Матис энергично закивал. Да черт возьми, отчего у него самого так сжимается горло, почему он еле удерживается, чтобы не заплакать?
– Потому что в основе настоящего вызова лежит любовь и уважение к самому себе, – прибавил он, откашлявшись. – И не надо бояться или стыдиться того, что происходит, а наоборот, сделать так, чтобы все это придало тебе силы. Над тобой будут смеяться, говорить всякие гадости, будут пытаться тебя унизить, оскорбить, напомнить тебе о твоем прошлом. Будут провоцировать тебя на злобу, говорить, что разрушать, драться и чинить насилие – значит доказать свою силу и мужество, но это все вранье. Настоящая сила – это быть самим собой, не бояться любить и защищать тех, кого любишь, и желать для них лучшего мира, без насилия, ненависти и лжи. Ты еще не раз будешь спотыкаться и падать. Но если имеешь в себе эту силу, то поднимешься и каждый день будешь становиться все сильнее и лучше.
Господи, куда его занесло?.. Позволил эмоциям себя увлечь, а ведь это совсем не его стиль… Но при этом он знал, что говорит абсолютно искренне, что все это ему пришлось испытать на собственной шкуре.

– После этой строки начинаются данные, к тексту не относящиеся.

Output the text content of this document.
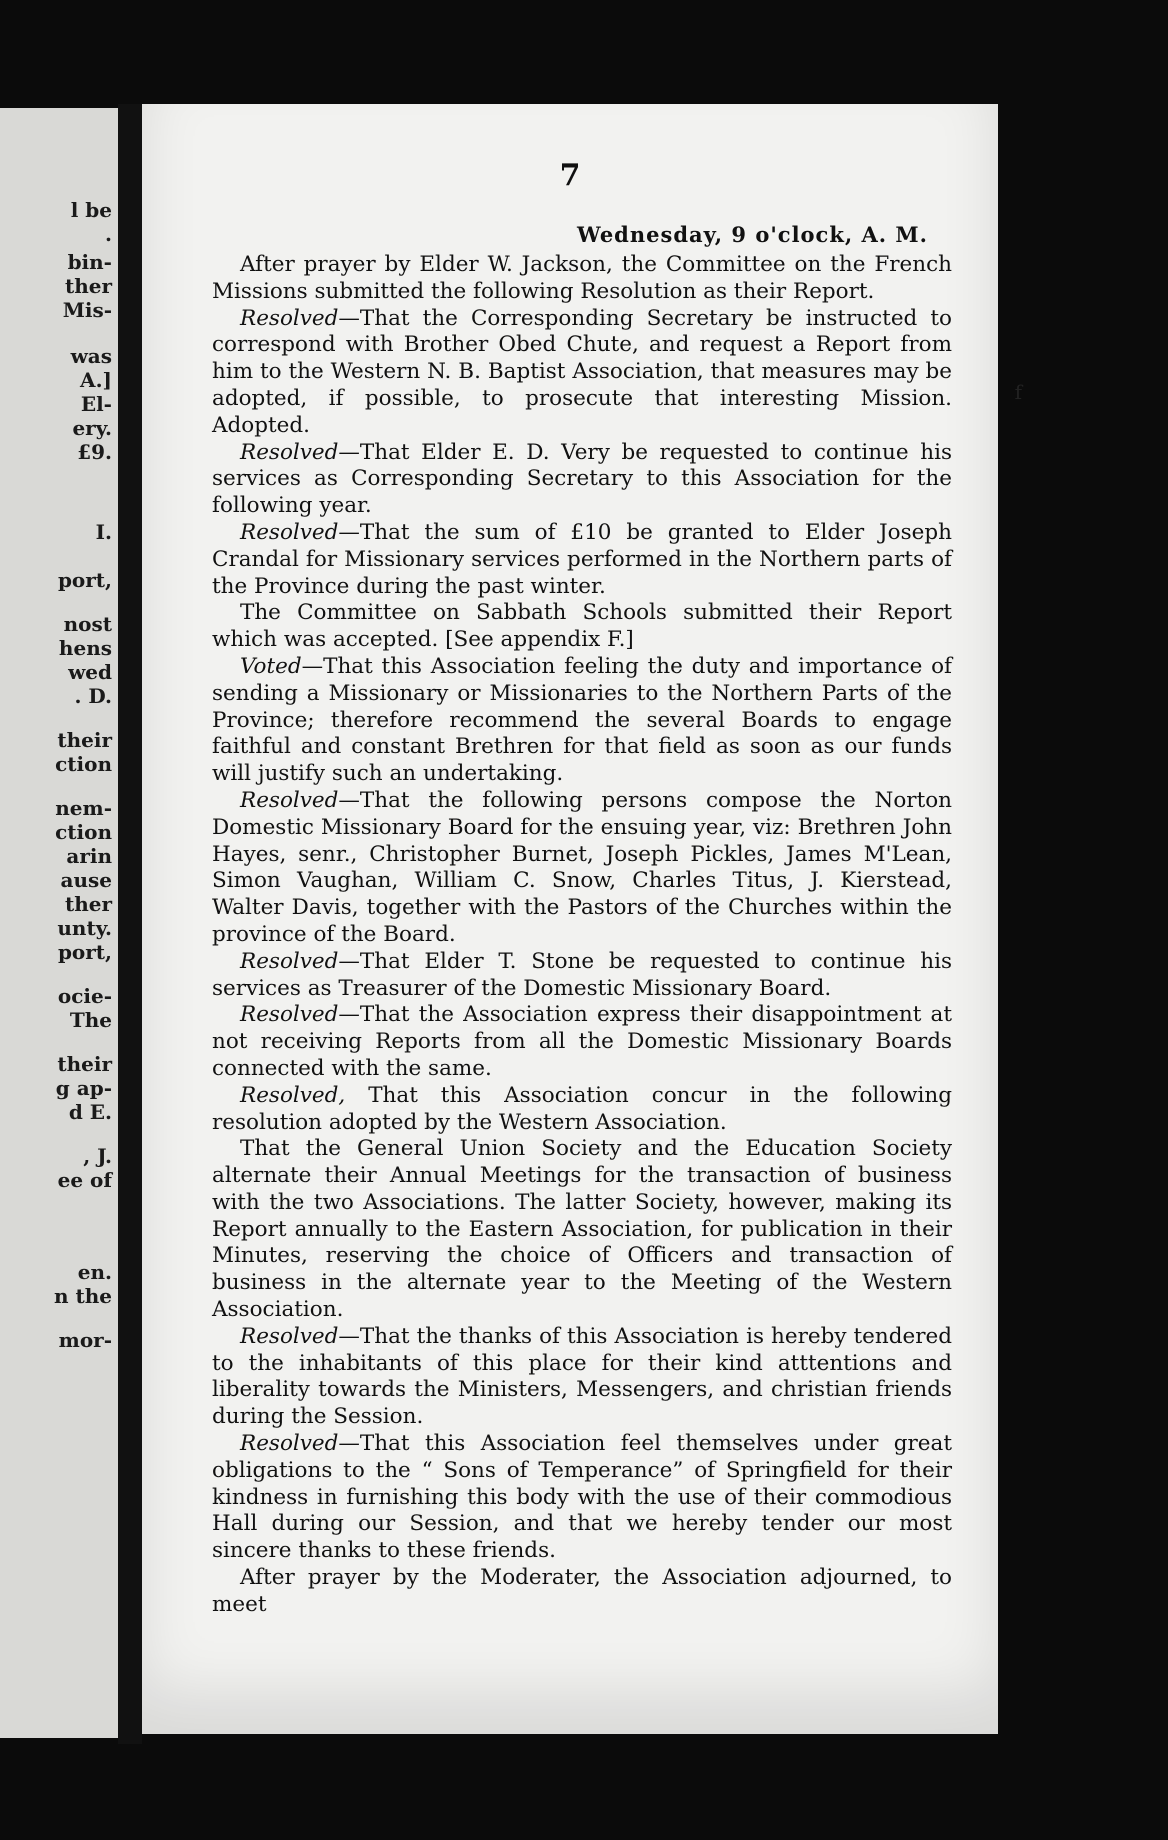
l be
.
bin-
ther
Mis-
was
A.]
El-
ery.
£9.
I.
port,
nost
hens
wed
. D.
their
ction
nem-
ction
arin
ause
ther
unty.
port,
ocie-
The
their
g ap-
d E.
, J.
ee of
en.
n the
mor-
7
Wednesday, 9 o'clock, A. M.

After prayer by Elder W. Jackson, the Committee on the French Missions submitted the following Resolution as their Report.

Resolved—That the Corresponding Secretary be instructed to correspond with Brother Obed Chute, and request a Report from him to the Western N. B. Baptist Association, that measures may be adopted, if possible, to prosecute that interesting Mission. Adopted.

Resolved—That Elder E. D. Very be requested to continue his services as Corresponding Secretary to this Association for the following year.

Resolved—That the sum of £10 be granted to Elder Joseph Crandal for Missionary services performed in the Northern parts of the Province during the past winter.

The Committee on Sabbath Schools submitted their Report which was accepted. [See appendix F.]

Voted—That this Association feeling the duty and importance of sending a Missionary or Missionaries to the Northern Parts of the Province; therefore recommend the several Boards to engage faithful and constant Brethren for that field as soon as our funds will justify such an undertaking.

Resolved—That the following persons compose the Norton Domestic Missionary Board for the ensuing year, viz: Brethren John Hayes, senr., Christopher Burnet, Joseph Pickles, James M'Lean, Simon Vaughan, William C. Snow, Charles Titus, J. Kierstead, Walter Davis, together with the Pastors of the Churches within the province of the Board.

Resolved—That Elder T. Stone be requested to continue his services as Treasurer of the Domestic Missionary Board.

Resolved—That the Association express their disappointment at not receiving Reports from all the Domestic Missionary Boards connected with the same.

Resolved, That this Association concur in the following resolution adopted by the Western Association.

That the General Union Society and the Education Society alternate their Annual Meetings for the transaction of business with the two Associations. The latter Society, however, making its Report annually to the Eastern Association, for publication in their Minutes, reserving the choice of Officers and transaction of business in the alternate year to the Meeting of the Western Association.

Resolved—That the thanks of this Association is hereby tendered to the inhabitants of this place for their kind atttentions and liberality towards the Ministers, Messengers, and christian friends during the Session.

Resolved—That this Association feel themselves under great obligations to the “ Sons of Temperance” of Springfield for their kindness in furnishing this body with the use of their commodious Hall during our Session, and that we hereby tender our most sincere thanks to these friends.

After prayer by the Moderater, the Association adjourned, to meet

f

– Потому что единственный смысл родиться на свет – это жить. Жить полной жизнью и сознавать каждую минуту, каждое мгновенье.
Он готовился сказать последние, главные слова, что-нибудь вроде того, что раскаяние слишком запоздало… Все равно ведь придется их сказать. Но он не собирался стать советчиком, который никогда не следует собственным советам.
– Когда ты выйдешь на свободу, – сказал он, – я буду рядом, если тебе понадоблюсь. Но для этого тебе придется научиться жить правильно и стать на прямую дорогу.
Он заметил, как полные слез глаза мальчишки засветились каким-то новым светом, которого раньше не было. Матис шмыгнул носом и вытер щеки.